Une recomposition politique au Québec?

Au Québec, la valse du pouvoir des 40 dernières années entre libéraux et péquistes pour mener des politiques libérales similaires a quasiment radié le PQ de la carte politique. François Legault a émergé des rangs du PQ — comme Macron l’a fait du gouvernement de François Holland et du PS — pour former la Coalition Avenir Québec (CAQ), sorte de synthèse des deux anciens partis. Tout comme Macron, en France, Legault a installé un gouvernement d’extrême centre au Québec, qui aspire ce qu’il reste des anciens partis et fait la place à des offres politiques plus radicales. À gauche, Québec solidaire avec ses bons résultats en 2018 s’est installé comme la 2e opposition officielle devant le PQ. À droite, le Parti libéral du Québec a su résister dans ses châteaux forts en 2018, mais peine à exister. Dominique Anglade tente d’évoluer vers la gauche sans être capable de faire oublier les politiques d’austérité de Philippe Couillard. Certains sondages donnent le Parti conservateur du Québec de Éric Duhaime à 20% en 2e position derrière la CAQ, reléguant loin derrière le PLQ. Si ces mêmes sondages prédisent au PQ un destin similaire à celui du PS de Hidalgo, la formation d’une droite dure anti-impôts, pro-identité et libertaire comme Éric Duhaime tente de créer reste encore à concrétiser dans les urnes. 

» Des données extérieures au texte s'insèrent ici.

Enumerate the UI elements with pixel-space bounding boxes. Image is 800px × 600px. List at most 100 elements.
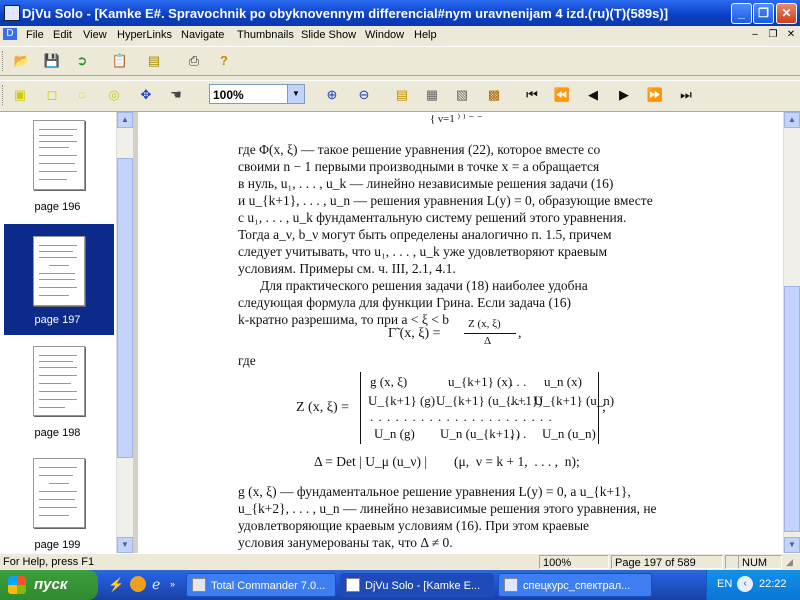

Si la recomposition des forces politiques observée en France n’est pas seulement un phénomène particulier à ce pays, mais bel et bien la concrétisation d’un mouvement du corps politique plus large déjà observé dans d’autres pays occidentaux (Brexit au Royaume-Uni; Mouvement 5 étoiles en Italie; Podemos en Espagne), un nouveau paysage politique pourrait émerger également à la suite des élections au Québec.